Ragweed kills me! I already have bad sinuses but when you add that on top of it, death.
I have to combat it with 24 hour decongestant pills that you have to get from the pharmacist, nose spray and staying inside. The side effects suck but I’d rather deal with them than with the ragweed.

I feel your pain. I’ve suffered thru allergies all my life, but they got really bad when I moved from Jersey to Virginia for college. One day I called my mom crying “Mom, I feel awful. And it’s snowing green things!”

I’m currently a mess, trying to figure out the right cocktail to ease my pain. Oddly enuf, over the counter Rite-Aid brand “Zyrtec” works better for me than real Zyrtec. Go figure.

Yours in sniffles and ichy eyes,

The cocktail I have found works best for me is Loratadine (Claritin) and one Advil Cold & Sinus a day (the real stuff that you have to get from the pharmacy counter and promise not to make meth with).

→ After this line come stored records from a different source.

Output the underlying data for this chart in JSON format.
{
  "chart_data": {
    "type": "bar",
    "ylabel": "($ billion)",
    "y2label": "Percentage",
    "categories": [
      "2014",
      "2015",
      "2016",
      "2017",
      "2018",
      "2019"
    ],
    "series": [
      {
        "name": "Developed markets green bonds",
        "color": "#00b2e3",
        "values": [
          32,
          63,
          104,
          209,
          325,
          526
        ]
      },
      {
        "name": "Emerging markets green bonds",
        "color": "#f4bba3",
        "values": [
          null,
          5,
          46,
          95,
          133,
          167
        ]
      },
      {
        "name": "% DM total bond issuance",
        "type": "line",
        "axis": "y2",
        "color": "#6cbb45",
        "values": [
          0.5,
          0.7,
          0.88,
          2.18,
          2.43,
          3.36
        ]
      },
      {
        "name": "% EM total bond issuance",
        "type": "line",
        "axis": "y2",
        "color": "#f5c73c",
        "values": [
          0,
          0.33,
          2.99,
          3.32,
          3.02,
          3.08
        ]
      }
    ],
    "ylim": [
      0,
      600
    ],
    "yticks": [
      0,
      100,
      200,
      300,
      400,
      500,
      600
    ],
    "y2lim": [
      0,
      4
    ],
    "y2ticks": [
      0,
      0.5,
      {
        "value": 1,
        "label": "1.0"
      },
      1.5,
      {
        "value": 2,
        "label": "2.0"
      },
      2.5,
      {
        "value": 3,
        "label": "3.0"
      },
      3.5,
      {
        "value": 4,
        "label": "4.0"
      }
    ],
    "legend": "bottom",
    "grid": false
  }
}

I need the antihistamine with a little bit of decongestant and anti-inflammatory to make me feel human.

I talked to a pharmacist about it once and I found out they don’t like it any better than we do. I hadn’t thought about it from their perspective before, but it makes them take time out from their real work to play meth police. Once I stopped blaming the pharmacy, I had more patience for the process (though it still sucks).

The only allergy medication that has ever worked well for me is generic Benadryl. Like, the 100-count for $4 kind. And I’ve tried EVERYTHING. It doesn’t help that I have seasonal allergies EVERY DAMN SEASON. Mold, dust, ragweed, pollen, dander, spores, grass, you name it, I’m allergic.